So, a MIL who is looking to “do it right” or “do it well” might make efforts to be mindful of how her DIL “does things” when it comes to situations like interacting with grandchildren, cooking in the DIL’s kitchen, celebrating holidays together, taking joint vacations. Mothers-in-law who don’t want to “step on toes” would certainly observe and ask about the traditions, practices and preferences of their daughters-in-law.
This is exactly what was happening with Valerie and her MIL.
Val and I had gotten the three children successfully off to bed after a noisy, busy, enjoyable November day. We were lounging on the sofa with cups of tea and soothing music playing in the background and hoped to explore a bit of the MIL/DIL experience before we both nodded off.
When I asked Valerie whether or not her relationship with her MIL changed much when she became a fiancée instead of just a girlfriend, she raised an eyebrow and related a conversation with her future in-laws just before her beloved, who was away on business at that time, popped the question. They were curious because their son had made a number of very leading statements. Valerie’s future MIL asked a number of “bold” questions, like “Do you want children?”
“Whoa!” thought Valerie. “This is really forward! I wasn’t, obviously, offended, but I thought ‘My goodness! She is just not holding back!’”
Not easily angered or offended. I like that about Val. And it’s HUGE in a MIL/DIL relationship.
“Looking back on it, I can totally understand why she was throwing out these blunt questions. Her son was about to, like, ‘jump off a cliff’ and ask me. So, she was trying to cram it all in.”
“Is she pretty blunt, in general?” I wondered aloud.
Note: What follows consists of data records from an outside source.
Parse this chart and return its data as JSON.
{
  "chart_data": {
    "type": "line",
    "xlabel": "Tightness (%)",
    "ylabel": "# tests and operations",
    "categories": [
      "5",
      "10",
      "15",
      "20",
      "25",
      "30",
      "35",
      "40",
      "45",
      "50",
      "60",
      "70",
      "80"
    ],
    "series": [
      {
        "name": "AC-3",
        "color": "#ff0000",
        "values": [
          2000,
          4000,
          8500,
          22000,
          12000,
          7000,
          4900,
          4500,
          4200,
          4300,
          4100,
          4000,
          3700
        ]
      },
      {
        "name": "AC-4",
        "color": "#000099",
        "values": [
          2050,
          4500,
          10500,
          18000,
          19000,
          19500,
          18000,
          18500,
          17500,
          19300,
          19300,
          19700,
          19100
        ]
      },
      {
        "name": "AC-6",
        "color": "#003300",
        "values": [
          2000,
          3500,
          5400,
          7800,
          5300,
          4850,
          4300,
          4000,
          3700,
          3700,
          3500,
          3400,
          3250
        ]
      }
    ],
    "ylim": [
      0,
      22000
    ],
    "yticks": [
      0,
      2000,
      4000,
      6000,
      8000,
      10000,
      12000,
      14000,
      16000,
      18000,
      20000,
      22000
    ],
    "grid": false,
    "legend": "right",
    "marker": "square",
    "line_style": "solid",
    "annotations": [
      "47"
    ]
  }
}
“No, I’d say she’s diplomatic. I mean she’s respectful. Not blunt as in aggressive or anything like that. No.”
When it comes to her MIL operating in their home and with their children, her MIL will regularly ask “How do you want me to do this?”
Kudos to this MIL!
“I think that because I’m very blunt” says Valerie, “ I’m just sort of matter-of-fact. I’ll say ‘I don’t know. I don’t have an opinion.’ Or ‘We do this, but I don’t care what you do.’ Not everybody likes that or is used to that, so I don’t know if that’s weird for her. I do get a lot of ‘I don’t know how you do this’ which is understandable. She’s in our home. She doesn’t want to step on toes. So, I go out of my way to say ‘You are not going to get this wrong in any way, shape or form. I’m grateful …. Sue, I promise!’ Even if it’s something silly in the kitchen, like ‘I don’t know if I’m using this wrong’ or ‘I just burnt your spoon’ or ‘I don’t know what kind of mustard you use.’
“You really can’t mess this up. I promise!” Val tells her MIL. “You’re helping me. You’re being ‘Grandma’.”
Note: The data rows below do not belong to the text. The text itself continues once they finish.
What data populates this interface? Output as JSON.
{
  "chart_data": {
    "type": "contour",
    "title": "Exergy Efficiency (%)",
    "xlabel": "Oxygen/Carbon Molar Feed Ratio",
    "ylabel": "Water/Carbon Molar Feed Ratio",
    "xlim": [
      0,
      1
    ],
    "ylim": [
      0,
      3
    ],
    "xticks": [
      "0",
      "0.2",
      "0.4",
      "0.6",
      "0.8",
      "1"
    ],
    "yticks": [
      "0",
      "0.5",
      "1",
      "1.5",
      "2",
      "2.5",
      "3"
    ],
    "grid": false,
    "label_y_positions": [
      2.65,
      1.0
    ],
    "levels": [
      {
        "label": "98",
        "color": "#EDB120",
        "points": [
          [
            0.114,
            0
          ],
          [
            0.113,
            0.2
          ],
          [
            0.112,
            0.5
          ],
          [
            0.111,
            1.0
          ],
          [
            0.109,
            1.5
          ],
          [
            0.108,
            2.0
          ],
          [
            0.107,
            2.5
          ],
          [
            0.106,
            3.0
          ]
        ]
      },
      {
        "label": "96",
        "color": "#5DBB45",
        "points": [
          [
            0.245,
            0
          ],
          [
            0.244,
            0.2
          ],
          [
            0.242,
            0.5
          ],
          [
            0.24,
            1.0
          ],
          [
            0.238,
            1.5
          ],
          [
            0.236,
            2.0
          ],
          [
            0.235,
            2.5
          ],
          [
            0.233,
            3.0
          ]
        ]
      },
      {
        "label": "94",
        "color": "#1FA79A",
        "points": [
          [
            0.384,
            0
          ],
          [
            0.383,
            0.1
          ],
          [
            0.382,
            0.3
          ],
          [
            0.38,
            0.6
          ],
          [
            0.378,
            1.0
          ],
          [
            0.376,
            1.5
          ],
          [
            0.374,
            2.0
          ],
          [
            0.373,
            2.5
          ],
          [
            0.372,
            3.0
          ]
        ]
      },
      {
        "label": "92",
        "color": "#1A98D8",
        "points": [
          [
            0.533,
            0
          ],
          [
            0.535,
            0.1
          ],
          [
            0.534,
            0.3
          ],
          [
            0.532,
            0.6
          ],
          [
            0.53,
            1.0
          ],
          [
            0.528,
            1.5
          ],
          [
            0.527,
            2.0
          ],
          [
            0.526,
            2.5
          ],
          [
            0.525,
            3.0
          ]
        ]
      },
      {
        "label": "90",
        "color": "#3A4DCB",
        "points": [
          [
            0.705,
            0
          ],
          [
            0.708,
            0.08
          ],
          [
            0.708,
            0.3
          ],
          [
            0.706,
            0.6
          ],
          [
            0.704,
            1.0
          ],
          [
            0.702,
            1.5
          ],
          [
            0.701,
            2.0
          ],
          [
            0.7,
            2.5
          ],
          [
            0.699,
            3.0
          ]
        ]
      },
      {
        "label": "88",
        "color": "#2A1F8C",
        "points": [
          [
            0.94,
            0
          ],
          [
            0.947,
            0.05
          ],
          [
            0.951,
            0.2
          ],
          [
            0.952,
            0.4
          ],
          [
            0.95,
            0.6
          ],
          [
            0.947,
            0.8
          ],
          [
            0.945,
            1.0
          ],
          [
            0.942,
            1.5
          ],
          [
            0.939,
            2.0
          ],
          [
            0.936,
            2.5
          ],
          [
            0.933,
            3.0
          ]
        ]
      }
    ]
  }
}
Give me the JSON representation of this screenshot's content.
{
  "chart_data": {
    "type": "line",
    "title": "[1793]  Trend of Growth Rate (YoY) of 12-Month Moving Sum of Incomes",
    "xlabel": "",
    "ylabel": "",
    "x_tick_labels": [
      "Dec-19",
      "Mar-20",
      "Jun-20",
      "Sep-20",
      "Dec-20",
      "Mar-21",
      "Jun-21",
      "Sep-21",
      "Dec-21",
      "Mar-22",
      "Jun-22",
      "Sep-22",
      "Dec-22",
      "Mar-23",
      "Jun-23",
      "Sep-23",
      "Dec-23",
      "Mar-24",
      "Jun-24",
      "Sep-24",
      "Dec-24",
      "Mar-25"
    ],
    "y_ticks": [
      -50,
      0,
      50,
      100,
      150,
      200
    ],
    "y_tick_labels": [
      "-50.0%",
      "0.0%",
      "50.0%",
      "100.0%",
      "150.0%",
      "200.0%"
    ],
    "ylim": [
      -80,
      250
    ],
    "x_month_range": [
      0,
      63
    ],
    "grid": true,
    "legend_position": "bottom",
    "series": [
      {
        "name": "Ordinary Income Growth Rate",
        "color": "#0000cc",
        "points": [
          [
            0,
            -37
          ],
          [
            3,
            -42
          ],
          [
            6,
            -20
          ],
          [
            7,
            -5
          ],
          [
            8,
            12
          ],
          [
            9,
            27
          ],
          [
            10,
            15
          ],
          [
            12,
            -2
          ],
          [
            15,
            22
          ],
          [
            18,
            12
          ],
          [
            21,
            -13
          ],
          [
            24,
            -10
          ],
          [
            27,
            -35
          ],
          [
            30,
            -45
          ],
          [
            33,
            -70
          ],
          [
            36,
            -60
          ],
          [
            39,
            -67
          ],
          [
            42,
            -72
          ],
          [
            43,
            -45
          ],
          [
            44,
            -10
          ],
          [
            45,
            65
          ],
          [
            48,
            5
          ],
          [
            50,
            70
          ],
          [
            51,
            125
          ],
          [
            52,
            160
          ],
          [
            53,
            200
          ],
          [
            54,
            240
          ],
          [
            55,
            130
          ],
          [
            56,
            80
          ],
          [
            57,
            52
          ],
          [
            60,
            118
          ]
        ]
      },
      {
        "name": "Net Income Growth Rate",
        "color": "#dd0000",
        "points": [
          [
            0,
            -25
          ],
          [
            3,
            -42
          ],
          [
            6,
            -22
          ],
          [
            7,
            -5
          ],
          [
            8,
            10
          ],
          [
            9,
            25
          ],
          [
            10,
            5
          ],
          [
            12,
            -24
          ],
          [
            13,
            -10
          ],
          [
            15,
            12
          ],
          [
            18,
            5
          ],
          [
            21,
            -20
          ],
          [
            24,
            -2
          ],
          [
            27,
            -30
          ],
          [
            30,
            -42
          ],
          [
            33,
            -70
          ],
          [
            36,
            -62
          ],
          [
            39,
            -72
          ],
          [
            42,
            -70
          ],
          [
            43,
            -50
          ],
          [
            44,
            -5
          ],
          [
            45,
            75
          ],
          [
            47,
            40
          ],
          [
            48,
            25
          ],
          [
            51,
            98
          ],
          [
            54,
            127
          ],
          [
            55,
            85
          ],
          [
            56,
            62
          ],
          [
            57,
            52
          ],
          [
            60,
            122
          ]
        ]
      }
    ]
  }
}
“That’s generous!” I blurted out. “Shouldn’t it be that way? Shouldn’t it be that way that when we are together, we don’t need to be so picky about things? Why do we cop the attitude ‘It’s my house so it needs to be done my way?’”
Acceptance. Definition: receiving as suitable or adequate; welcome; favorable reception; receiving what’s offered
In other words, recognizing that another person is not going to do, think, see, approach everything in exactly the same way that you do … and being “okay” with that. Acknowledging with word, attitude or action that another has an equally valid way of “doing things” and allowing her to do it in a way that’s comfortable for her.
Of course, we’re not talking about clearly dangerous or life-threatening methods or behavior. That’s a different situation. However, most of our relationships with our MILs and DILs happen in everyday, ordinary moments of eating, cooking, shopping, driving, don’t they? And that’s where acceptance can be so significant and so appreciated.
When was the last time you extended acceptance to your MIL/DIL? Hopefully, you don’t have to think too long and hard about the answer. 😉
BTW, the opposite of acceptance is what?